The Ugandan army is leading a US-backed African Union force tasked with capturing the LRA's leaders, several of whom are wanted for war crimes by the International Criminal Court in The Hague.
The "19 members of the LRA belonging to the group commanded by Lieutenant-Colonel Obur Nyeko, alias Okuti, defected and reported to a detachment of the Ugandan contingent," on December 6, the AU said in a statement released late Tuesday.
The fighters surrendered with their guns and ammunition, it added.
Last month the United Nations Security Council expressed concern that chaos in CAR could disrupt the hunt for LRA rebel chief Joseph Kony, who is blamed for 100,000 deaths in a two-decade rampage through the region.

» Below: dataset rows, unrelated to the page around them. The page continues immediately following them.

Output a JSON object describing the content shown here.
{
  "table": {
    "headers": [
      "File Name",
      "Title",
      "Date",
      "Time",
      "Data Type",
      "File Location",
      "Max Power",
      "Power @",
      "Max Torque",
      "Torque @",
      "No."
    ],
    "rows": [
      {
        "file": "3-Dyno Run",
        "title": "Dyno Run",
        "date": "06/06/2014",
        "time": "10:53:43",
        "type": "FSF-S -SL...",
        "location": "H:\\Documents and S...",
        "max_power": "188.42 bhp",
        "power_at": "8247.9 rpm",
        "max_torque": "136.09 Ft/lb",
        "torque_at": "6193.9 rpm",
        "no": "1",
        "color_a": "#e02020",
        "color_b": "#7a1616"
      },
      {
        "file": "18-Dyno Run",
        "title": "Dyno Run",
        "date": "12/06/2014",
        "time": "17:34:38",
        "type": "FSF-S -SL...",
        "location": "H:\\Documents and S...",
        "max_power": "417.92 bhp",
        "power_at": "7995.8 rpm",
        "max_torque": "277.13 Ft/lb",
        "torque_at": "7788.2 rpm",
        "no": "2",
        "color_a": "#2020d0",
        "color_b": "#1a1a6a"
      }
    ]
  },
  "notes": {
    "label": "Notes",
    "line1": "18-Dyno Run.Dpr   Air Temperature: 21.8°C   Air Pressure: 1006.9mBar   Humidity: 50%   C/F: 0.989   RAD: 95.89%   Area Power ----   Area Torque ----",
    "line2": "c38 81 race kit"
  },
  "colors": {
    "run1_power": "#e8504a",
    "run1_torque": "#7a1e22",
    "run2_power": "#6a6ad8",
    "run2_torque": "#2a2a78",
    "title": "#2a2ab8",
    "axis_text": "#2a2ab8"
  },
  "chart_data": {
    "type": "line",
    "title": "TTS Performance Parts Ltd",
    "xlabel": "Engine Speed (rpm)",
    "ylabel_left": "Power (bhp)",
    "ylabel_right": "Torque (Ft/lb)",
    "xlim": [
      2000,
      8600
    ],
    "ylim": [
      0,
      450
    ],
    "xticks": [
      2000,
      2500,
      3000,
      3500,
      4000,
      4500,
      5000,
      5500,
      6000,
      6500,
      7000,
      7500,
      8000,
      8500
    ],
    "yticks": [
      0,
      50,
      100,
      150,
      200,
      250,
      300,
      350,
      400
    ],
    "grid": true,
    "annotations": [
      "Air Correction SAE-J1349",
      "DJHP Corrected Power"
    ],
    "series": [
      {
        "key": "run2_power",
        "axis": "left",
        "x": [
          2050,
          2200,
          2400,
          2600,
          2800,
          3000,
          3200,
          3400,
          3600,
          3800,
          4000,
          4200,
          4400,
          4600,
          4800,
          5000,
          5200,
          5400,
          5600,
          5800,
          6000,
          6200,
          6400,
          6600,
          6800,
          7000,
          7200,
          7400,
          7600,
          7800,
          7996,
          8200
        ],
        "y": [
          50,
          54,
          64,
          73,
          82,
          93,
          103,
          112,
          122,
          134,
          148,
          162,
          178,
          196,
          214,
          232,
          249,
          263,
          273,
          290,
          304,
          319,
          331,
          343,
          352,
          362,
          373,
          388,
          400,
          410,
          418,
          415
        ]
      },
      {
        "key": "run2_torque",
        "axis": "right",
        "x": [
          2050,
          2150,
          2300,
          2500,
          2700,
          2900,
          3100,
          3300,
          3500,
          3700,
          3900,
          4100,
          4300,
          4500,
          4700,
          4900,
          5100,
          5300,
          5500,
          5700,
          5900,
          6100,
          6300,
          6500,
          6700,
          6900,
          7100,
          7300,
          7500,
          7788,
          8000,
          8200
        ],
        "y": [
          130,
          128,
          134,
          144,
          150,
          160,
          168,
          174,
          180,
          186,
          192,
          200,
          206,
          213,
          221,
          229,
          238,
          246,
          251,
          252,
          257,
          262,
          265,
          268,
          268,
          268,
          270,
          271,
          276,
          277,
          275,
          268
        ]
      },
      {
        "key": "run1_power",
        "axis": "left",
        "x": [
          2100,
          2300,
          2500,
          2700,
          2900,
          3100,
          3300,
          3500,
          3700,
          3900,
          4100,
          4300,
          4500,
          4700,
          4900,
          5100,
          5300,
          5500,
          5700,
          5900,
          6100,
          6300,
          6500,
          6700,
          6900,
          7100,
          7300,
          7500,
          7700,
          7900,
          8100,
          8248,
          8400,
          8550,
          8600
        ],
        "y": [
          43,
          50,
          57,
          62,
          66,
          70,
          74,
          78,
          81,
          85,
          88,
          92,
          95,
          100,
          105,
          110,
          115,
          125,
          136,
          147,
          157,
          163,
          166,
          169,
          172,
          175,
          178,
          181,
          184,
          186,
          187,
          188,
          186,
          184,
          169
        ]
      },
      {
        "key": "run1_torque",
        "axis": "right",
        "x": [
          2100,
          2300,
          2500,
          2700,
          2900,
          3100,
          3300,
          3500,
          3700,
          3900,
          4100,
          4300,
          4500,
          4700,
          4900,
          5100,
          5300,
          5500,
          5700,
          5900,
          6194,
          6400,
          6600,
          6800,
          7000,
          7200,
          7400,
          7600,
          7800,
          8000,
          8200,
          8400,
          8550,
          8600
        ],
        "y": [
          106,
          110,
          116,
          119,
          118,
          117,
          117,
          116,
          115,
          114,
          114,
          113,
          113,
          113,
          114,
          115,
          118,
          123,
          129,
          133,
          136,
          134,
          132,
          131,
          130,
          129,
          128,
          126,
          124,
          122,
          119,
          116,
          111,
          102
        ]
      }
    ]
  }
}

Kony, who launched a rebellion in Uganda two decades ago, is wanted by the International Criminal Court along with fellow top commanders on war crimes and crimes against humanity charges including murder, sexual slavery and using child soldiers.
Since August 2013, AU troops have "rescued a number of civilian abductees, destroyed several LRA camps in CAR and in Democratic Republic of Congo, disrupted the group's logistical networks and diminished its fighting capacity," the statement added.
CAR's presidency said last month it has attempted to negotiate the surrender of the rebels. Some African Union officials said, however, that this was a ploy by Kony to buy time and move his fighters.
Long driven out of Uganda, LRA fighters now roam remote forest regions of CAR, Sudan, South Sudan and DR Congo.
Last month the LRA attacked five villages in South Sudan's Western Equatoria province, killing three people and looting food and medical supplies, and forcing several hundred to flee, the United Nations Office for the Coordination of Humanitarian Affairs (OCHA) said in a report.
The attacks were the first reported in South Sudan since August 2011.
"An offensive launched against LRA bases in the Central African Republic in October may have pushed the LRA eastwards in search of supplies," the UN report added.